India Mobile and Africa’s EBITDA (CC) at +2%/-1% QoQ

* BHARTI’s consol. revenue/EBITDA declined 0.8%/2.3% QoQ to INR376b/ INR194b (in line/5% miss) due to currency devaluation in the African segment in 4QFY24.

* India Mobile’s revenue at INR221b grew 2% QoQ (in line), aided by 0.5% ARPU growth to INR209 and 1.9% subscriber growth to 352m. EBITDA grew 2.0% QoQ to INR122b (in line), with a flat margin of 55.1% in 4QFY24.

* The Africa revenue/EBITDA declined 10%/14% QoQ to INR93b/INR43b (reported currency) due to the naira devaluation. However, revenue grew 3% QoQ to USD1.4b (in CC), whereas EBITDA dipped 1% QoQ to USD652m.

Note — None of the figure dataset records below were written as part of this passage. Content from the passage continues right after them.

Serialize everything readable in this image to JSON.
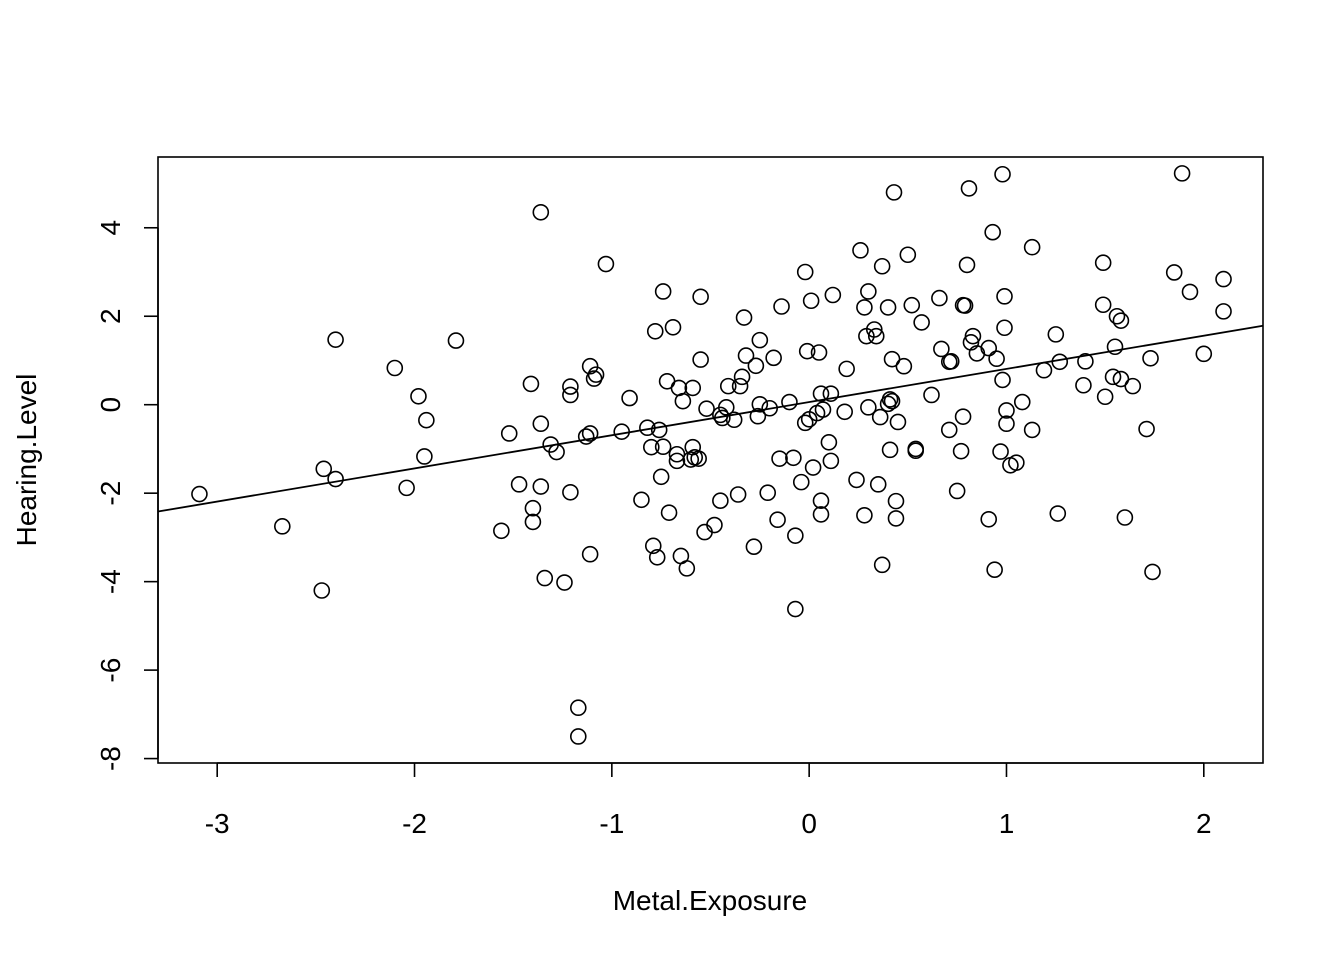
{
  "chart_data": {
    "type": "scatter",
    "title": "",
    "xlabel": "Metal.Exposure",
    "ylabel": "Hearing.Level",
    "xlim": [
      -3.3,
      2.3
    ],
    "ylim": [
      -8.1,
      5.6
    ],
    "xticks": [
      -3,
      -2,
      -1,
      0,
      1,
      2
    ],
    "yticks": [
      -8,
      -6,
      -4,
      -2,
      0,
      2,
      4
    ],
    "grid": false,
    "legend": "none",
    "fit_line": {
      "intercept": 0.06,
      "slope": 0.75
    },
    "points": [
      [
        -3.09,
        -2.02
      ],
      [
        -2.67,
        -2.75
      ],
      [
        -2.47,
        -4.2
      ],
      [
        -2.46,
        -1.45
      ],
      [
        -2.4,
        1.47
      ],
      [
        -2.4,
        -1.68
      ],
      [
        -2.1,
        0.83
      ],
      [
        -2.04,
        -1.88
      ],
      [
        -1.98,
        0.19
      ],
      [
        -1.95,
        -1.17
      ],
      [
        -1.94,
        -0.35
      ],
      [
        -1.79,
        1.45
      ],
      [
        -1.56,
        -2.85
      ],
      [
        -1.52,
        -0.65
      ],
      [
        -1.47,
        -1.8
      ],
      [
        -1.41,
        0.47
      ],
      [
        -1.4,
        -2.34
      ],
      [
        -1.4,
        -2.65
      ],
      [
        -1.36,
        4.35
      ],
      [
        -1.36,
        -0.43
      ],
      [
        -1.36,
        -1.85
      ],
      [
        -1.34,
        -3.92
      ],
      [
        -1.31,
        -0.9
      ],
      [
        -1.28,
        -1.07
      ],
      [
        -1.24,
        -4.02
      ],
      [
        -1.21,
        0.41
      ],
      [
        -1.21,
        0.22
      ],
      [
        -1.21,
        -1.98
      ],
      [
        -1.17,
        -6.85
      ],
      [
        -1.17,
        -7.5
      ],
      [
        -1.13,
        -0.72
      ],
      [
        -1.11,
        -0.65
      ],
      [
        -1.11,
        0.87
      ],
      [
        -1.11,
        -3.38
      ],
      [
        -1.09,
        0.59
      ],
      [
        -1.08,
        0.68
      ],
      [
        -1.03,
        3.18
      ],
      [
        -0.95,
        -0.61
      ],
      [
        -0.91,
        0.15
      ],
      [
        -0.85,
        -2.15
      ],
      [
        -0.82,
        -0.52
      ],
      [
        -0.8,
        -0.96
      ],
      [
        -0.79,
        -3.19
      ],
      [
        -0.78,
        1.66
      ],
      [
        -0.77,
        -3.45
      ],
      [
        -0.76,
        -0.57
      ],
      [
        -0.75,
        -1.63
      ],
      [
        -0.74,
        -0.95
      ],
      [
        -0.74,
        2.56
      ],
      [
        -0.72,
        0.53
      ],
      [
        -0.71,
        -2.44
      ],
      [
        -0.69,
        1.75
      ],
      [
        -0.67,
        -1.12
      ],
      [
        -0.67,
        -1.27
      ],
      [
        -0.66,
        0.38
      ],
      [
        -0.65,
        -3.42
      ],
      [
        -0.64,
        0.08
      ],
      [
        -0.62,
        -3.7
      ],
      [
        -0.6,
        -1.24
      ],
      [
        -0.59,
        0.38
      ],
      [
        -0.59,
        -0.96
      ],
      [
        -0.58,
        -1.19
      ],
      [
        -0.56,
        -1.22
      ],
      [
        -0.55,
        2.44
      ],
      [
        -0.55,
        1.02
      ],
      [
        -0.53,
        -2.88
      ],
      [
        -0.52,
        -0.09
      ],
      [
        -0.48,
        -2.72
      ],
      [
        -0.45,
        -2.17
      ],
      [
        -0.45,
        -0.23
      ],
      [
        -0.44,
        -0.3
      ],
      [
        -0.42,
        -0.06
      ],
      [
        -0.41,
        0.42
      ],
      [
        -0.38,
        -0.34
      ],
      [
        -0.36,
        -2.03
      ],
      [
        -0.35,
        0.42
      ],
      [
        -0.34,
        0.63
      ],
      [
        -0.33,
        1.97
      ],
      [
        -0.32,
        1.11
      ],
      [
        -0.28,
        -3.21
      ],
      [
        -0.27,
        0.88
      ],
      [
        -0.26,
        -0.26
      ],
      [
        -0.25,
        0.01
      ],
      [
        -0.25,
        1.46
      ],
      [
        -0.21,
        -1.99
      ],
      [
        -0.2,
        -0.08
      ],
      [
        -0.18,
        1.06
      ],
      [
        -0.16,
        -2.6
      ],
      [
        -0.15,
        -1.22
      ],
      [
        -0.14,
        2.22
      ],
      [
        -0.1,
        0.06
      ],
      [
        -0.08,
        -1.2
      ],
      [
        -0.07,
        -2.96
      ],
      [
        -0.07,
        -4.62
      ],
      [
        -0.04,
        -1.75
      ],
      [
        -0.02,
        3.0
      ],
      [
        -0.02,
        -0.41
      ],
      [
        -0.01,
        1.21
      ],
      [
        0.0,
        -0.33
      ],
      [
        0.01,
        2.35
      ],
      [
        0.02,
        -1.42
      ],
      [
        0.04,
        -0.19
      ],
      [
        0.05,
        1.18
      ],
      [
        0.06,
        -2.17
      ],
      [
        0.06,
        -2.48
      ],
      [
        0.06,
        0.25
      ],
      [
        0.07,
        -0.11
      ],
      [
        0.1,
        -0.85
      ],
      [
        0.11,
        -1.27
      ],
      [
        0.11,
        0.25
      ],
      [
        0.12,
        2.48
      ],
      [
        0.18,
        -0.16
      ],
      [
        0.19,
        0.81
      ],
      [
        0.24,
        -1.7
      ],
      [
        0.26,
        3.49
      ],
      [
        0.28,
        2.2
      ],
      [
        0.28,
        -2.5
      ],
      [
        0.29,
        1.55
      ],
      [
        0.3,
        -0.06
      ],
      [
        0.3,
        2.56
      ],
      [
        0.33,
        1.7
      ],
      [
        0.34,
        1.55
      ],
      [
        0.35,
        -1.8
      ],
      [
        0.36,
        -0.28
      ],
      [
        0.37,
        3.13
      ],
      [
        0.37,
        -3.62
      ],
      [
        0.4,
        0.02
      ],
      [
        0.4,
        2.2
      ],
      [
        0.41,
        0.12
      ],
      [
        0.41,
        -1.02
      ],
      [
        0.42,
        1.03
      ],
      [
        0.42,
        0.08
      ],
      [
        0.43,
        4.8
      ],
      [
        0.44,
        -2.18
      ],
      [
        0.44,
        -2.57
      ],
      [
        0.45,
        -0.39
      ],
      [
        0.48,
        0.87
      ],
      [
        0.5,
        3.39
      ],
      [
        0.52,
        2.25
      ],
      [
        0.54,
        -1.0
      ],
      [
        0.54,
        -1.04
      ],
      [
        0.57,
        1.86
      ],
      [
        0.62,
        0.22
      ],
      [
        0.66,
        2.41
      ],
      [
        0.67,
        1.26
      ],
      [
        0.71,
        -0.57
      ],
      [
        0.71,
        0.97
      ],
      [
        0.72,
        0.98
      ],
      [
        0.75,
        -1.95
      ],
      [
        0.77,
        -1.05
      ],
      [
        0.78,
        2.25
      ],
      [
        0.78,
        -0.27
      ],
      [
        0.79,
        2.24
      ],
      [
        0.8,
        3.16
      ],
      [
        0.81,
        4.89
      ],
      [
        0.82,
        1.41
      ],
      [
        0.83,
        1.55
      ],
      [
        0.85,
        1.16
      ],
      [
        0.91,
        -2.59
      ],
      [
        0.91,
        1.28
      ],
      [
        0.93,
        3.9
      ],
      [
        0.94,
        -3.73
      ],
      [
        0.95,
        1.04
      ],
      [
        0.97,
        -1.06
      ],
      [
        0.98,
        5.21
      ],
      [
        0.98,
        0.56
      ],
      [
        0.99,
        2.45
      ],
      [
        0.99,
        1.74
      ],
      [
        1.0,
        -0.43
      ],
      [
        1.0,
        -0.13
      ],
      [
        1.02,
        -1.37
      ],
      [
        1.05,
        -1.31
      ],
      [
        1.08,
        0.06
      ],
      [
        1.13,
        3.56
      ],
      [
        1.13,
        -0.57
      ],
      [
        1.19,
        0.78
      ],
      [
        1.25,
        1.59
      ],
      [
        1.26,
        -2.46
      ],
      [
        1.27,
        0.97
      ],
      [
        1.39,
        0.44
      ],
      [
        1.4,
        0.98
      ],
      [
        1.49,
        3.21
      ],
      [
        1.49,
        2.26
      ],
      [
        1.5,
        0.18
      ],
      [
        1.54,
        0.63
      ],
      [
        1.55,
        1.31
      ],
      [
        1.56,
        2.0
      ],
      [
        1.58,
        1.9
      ],
      [
        1.58,
        0.58
      ],
      [
        1.6,
        -2.55
      ],
      [
        1.64,
        0.42
      ],
      [
        1.71,
        -0.55
      ],
      [
        1.73,
        1.05
      ],
      [
        1.74,
        -3.78
      ],
      [
        1.85,
        2.99
      ],
      [
        1.89,
        5.23
      ],
      [
        1.93,
        2.55
      ],
      [
        2.0,
        1.15
      ],
      [
        2.1,
        2.84
      ],
      [
        2.1,
        2.11
      ]
    ]
  }
}
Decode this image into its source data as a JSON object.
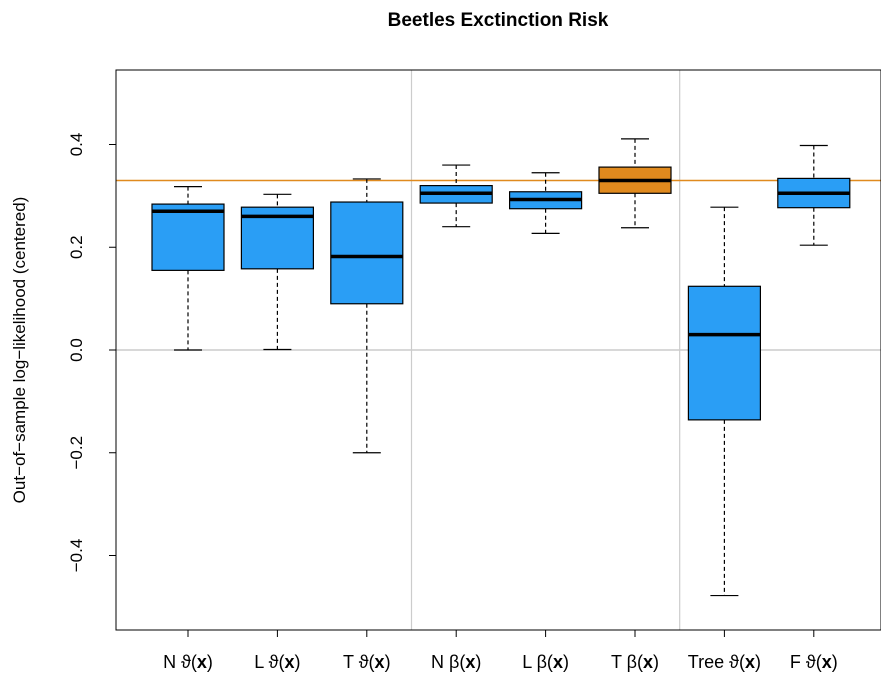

* Consol. PAT after minority was down 15% QoQ to INR21b. Adjusted for exceptionals, consol. PAT (post-minority) stood at INR30b (vs. INR25b QoQ and INR22b estimated).

* In FY24, revenue/EBITDA grew 8%/10%, whereas PAT declined 11% YoY.

* FCF (post-interest) declined to ~INR49b in FY24 (from INR122b in FY23), due to higher interest costs. Capex grew 34% YoY to INR521b (vs. INR388b in FY23). OCF jumped 23% YoY to IRN710b, led by a 10% YoY increase in EBITDA and a partial benefit from the release in WC.

* Net debt (excluding lease liability) declined INR116b YoY to INR1,409b.

Key highlights from the management commentary

* Tariff hikes: Bharti implemented a moderate price increase in broadband during 4QFY24, in response to competitors raising their prices. Management reiterated the need for tariff reform, which is essential across the industry to improve return ratios. If competition does not follow suit, it will hurt Bharti. Therefore, the management is waiting for the right time to implement tariff increases.

* ARPU target at INR300: A rise in ARPU from INR200 to INR300 will require a couple of rounds. Even an ARPU of INR300 will be the lowest in the world.

* Capex outlook: Overall capex is likely to moderate from FY25. The company plans to roll out 25k more sites in locations where it has a lesser market share. Management expects deleveraging to continue.

* Enterprise business: The domestic enterprise business continues to grow at 18- 20%. The problem has been in the global business, where ~50% of the portfolio has remained under pressure.

Valuation and view

* We raise our FY25 and FY26 estimates by building in tariff hikes each year. We factor in 12%/16% consol. revenue/EBITDA growth over FY24-26E.

* The company has the opportunity to grow its EBITDA by 40-50% and halve its net debt over the next 2-3 years. It is well poised to benefit from the sector tailwinds resulting from market share gains, improved ARPU driven by the premiumization of customers and tariff hikes, and non-wireless segments such as Home and Enterprise.

* The management indicated that FY25 capex should moderate. We believe the cash flow generation will suffice for capex and deleveraging.

* We assign FY26E EV/EBITDA of 11x/4x to the India Mobile/Africa businesses and arrive at our SoTP-based TP of INR1,640. Reiterate BUY.